È morto Hans Kung. E’ stato un grande studioso, dotato di un’intelligenza straordinaria e depositario di una cultura teologica e filosofica enciclopedica.
Con il monumentale “Dio esiste?”, aveva introdotto un dialogo intenso, appassionato e rispettoso, con la Cultura contemporanea, procedendo dalla svolta antropocentrica della filosofia e guardando con critica simpatia alle potenzialità e alle sofferenze della modernità. In quel tempo era un procedimento antitetico a quello portato avanti a livello magisteriale da Giovanni Paolo II e dalla Congregazione per la Dottrina della fede – di lì a poco guidata dall’allora cardinale Josef Ratzinger – incentrato sulla riproposizione, in chiave personalista, dell’aristotelismo tomista.
In “Infallibile? Una domanda”, Kung aveva richiamato la necessità di superare il dogma del Concilio Vaticano I (1870), riproponendo un’ecclesiologia più fedele alla parola della Scrittura e all’esempio del Maestro. Su questa indispensabile via di autoriforma si pone anche “Essere cristiani”, un vero e proprio manifesto dell’ecumenismo, basato certamente sul dettato conciliare, ma anche proiettato molto più in là, verso una “confederazione di chiese”, unite nella fedeltà al Fondatore e rispettose delle loro diversità storiche e culturali.
La sua riflessione si è ampliata ulteriormente con “Cristianesimo e Religioni universali”, testo a causa del quale fu ingiustamente accusato di sincretismo, uno dei tanti rilievi a lui mossi dall’ex Sant’Uffizio, accompagnati da dolorose e persecutorie sanzioni, giunte fino al ritiro della qualifica di teologo “cattolico”. In realtà in quel libro non faceva altro che sviluppare i temi contenuti nella Dichiarazione del Vaticano II “Nostra aetate”, dove è richiamato il riferimento divino come unica origine e unico destino di ogni essere vivente, in un’ottica di condivisione e collaborazione nella costruzione della pace.

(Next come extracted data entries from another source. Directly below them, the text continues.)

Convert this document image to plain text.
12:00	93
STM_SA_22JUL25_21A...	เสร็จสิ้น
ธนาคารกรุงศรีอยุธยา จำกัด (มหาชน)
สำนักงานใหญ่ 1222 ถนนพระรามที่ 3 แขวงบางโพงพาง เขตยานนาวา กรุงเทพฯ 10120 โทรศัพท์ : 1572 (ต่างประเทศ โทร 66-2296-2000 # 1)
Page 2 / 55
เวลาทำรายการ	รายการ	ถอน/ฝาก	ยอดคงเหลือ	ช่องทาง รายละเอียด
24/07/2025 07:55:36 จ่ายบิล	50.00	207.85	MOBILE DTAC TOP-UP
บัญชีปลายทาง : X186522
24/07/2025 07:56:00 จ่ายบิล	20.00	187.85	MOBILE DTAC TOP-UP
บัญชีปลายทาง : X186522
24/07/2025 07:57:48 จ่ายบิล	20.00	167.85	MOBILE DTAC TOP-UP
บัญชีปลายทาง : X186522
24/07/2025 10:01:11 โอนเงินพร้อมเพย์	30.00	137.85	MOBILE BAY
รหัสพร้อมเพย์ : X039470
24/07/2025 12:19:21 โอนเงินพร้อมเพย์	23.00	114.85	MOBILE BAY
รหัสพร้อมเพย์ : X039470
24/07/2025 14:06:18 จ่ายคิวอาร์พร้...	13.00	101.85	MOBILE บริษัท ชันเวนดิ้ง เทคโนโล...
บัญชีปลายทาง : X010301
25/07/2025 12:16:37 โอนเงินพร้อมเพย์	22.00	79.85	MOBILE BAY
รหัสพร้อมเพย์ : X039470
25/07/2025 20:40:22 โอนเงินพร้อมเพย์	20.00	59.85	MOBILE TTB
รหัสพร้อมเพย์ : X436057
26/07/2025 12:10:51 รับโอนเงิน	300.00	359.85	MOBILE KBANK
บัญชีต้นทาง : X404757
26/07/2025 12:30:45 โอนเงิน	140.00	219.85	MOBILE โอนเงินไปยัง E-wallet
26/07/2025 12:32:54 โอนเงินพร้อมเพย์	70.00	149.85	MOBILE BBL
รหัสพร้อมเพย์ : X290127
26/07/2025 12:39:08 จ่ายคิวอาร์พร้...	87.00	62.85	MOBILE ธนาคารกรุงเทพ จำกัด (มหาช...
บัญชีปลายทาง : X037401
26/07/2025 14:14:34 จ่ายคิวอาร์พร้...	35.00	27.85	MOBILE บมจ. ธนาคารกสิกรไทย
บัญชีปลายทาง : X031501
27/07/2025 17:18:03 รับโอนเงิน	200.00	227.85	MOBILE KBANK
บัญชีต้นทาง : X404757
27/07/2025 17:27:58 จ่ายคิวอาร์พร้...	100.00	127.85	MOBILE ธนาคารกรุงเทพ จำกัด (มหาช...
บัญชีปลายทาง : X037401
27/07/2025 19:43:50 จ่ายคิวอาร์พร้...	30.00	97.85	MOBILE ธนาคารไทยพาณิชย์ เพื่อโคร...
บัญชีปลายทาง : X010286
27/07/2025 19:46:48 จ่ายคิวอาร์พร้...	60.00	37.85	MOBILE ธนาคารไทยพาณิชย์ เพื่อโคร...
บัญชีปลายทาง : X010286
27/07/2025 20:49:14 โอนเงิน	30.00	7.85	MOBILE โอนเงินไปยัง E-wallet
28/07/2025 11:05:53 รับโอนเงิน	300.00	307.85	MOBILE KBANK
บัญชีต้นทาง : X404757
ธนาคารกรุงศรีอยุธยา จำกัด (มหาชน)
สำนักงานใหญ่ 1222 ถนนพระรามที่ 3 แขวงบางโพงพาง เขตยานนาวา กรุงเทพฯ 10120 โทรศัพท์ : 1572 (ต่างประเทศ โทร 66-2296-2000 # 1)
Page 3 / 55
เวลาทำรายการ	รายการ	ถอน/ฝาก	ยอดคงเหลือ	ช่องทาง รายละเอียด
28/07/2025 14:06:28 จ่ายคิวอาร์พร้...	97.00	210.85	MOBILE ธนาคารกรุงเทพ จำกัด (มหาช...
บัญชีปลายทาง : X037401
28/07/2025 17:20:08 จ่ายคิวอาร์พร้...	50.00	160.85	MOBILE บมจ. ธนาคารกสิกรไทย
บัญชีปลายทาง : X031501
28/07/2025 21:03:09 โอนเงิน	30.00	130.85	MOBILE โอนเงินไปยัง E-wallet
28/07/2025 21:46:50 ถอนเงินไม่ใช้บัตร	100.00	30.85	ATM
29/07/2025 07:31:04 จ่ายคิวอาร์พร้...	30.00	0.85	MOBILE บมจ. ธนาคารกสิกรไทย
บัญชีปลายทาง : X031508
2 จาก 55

Lo stesso tema, in tempi più recenti, lo si trova in “Perché un’etica mondiale. Religione ed etica in tempi di globalizzazione”. E’ una vera e propria sintesi, una specie di testamento intellettuale e spirituale. In un momento decisivo per le sorti del Mondo, con le potenzialità di sopravvivenza o distruzione nelle mani dell’essere umano, diventa indispensabile e decisivo trovare una nuova sintesi morale per quanto possibile condivisa, sulla quale innalzare nuove relazioni tra persone e popoli nell’epoca della globalizzazione delle relazioni.
Oltre a un indomito coraggio e alla permanente dignità nel percorrere senza esitazioni la strada indicata dalla coscienza, anche a costo di grandi sacrifici, Hans Kung ha sempre testimoniato un forte fascino per la bellezza dell’arte e della natura. In questo senso è davvero imperdibile “Maestri di umanità. Teologia e letteratura”, uno straordinario saggio sulla figura e l’opera di Thomas Mann, Hermann Hesse e Heinrich Boll.
Forse nei giorni della cattolicità guidata da Francesco, i temi proposti possono sembrare un po’ datati, al massimo profetici rispetto a una sensibilità ormai consolidata. Non è così, anzi. Forse i circoli teologici e filosofici che fanno riferimento a papa Bergoglio dovrebbero imp0arare da Hans Kung una grande lezione. Non esiste una vera pastorale senza una profonda radice teologica, la visione della Chiesa non si modifica (soltanto) attraverso gesti simpatici e coinvolgenti, bensì grazie alla radicalità di un pensiero sistematico e critico, incurante del consenso momentaneo e capace di guardare al futuro, al di là di sé.
Hans Kung mancherà molto, alle chiese e alle religioni, ma soprattutto all’intera umanità.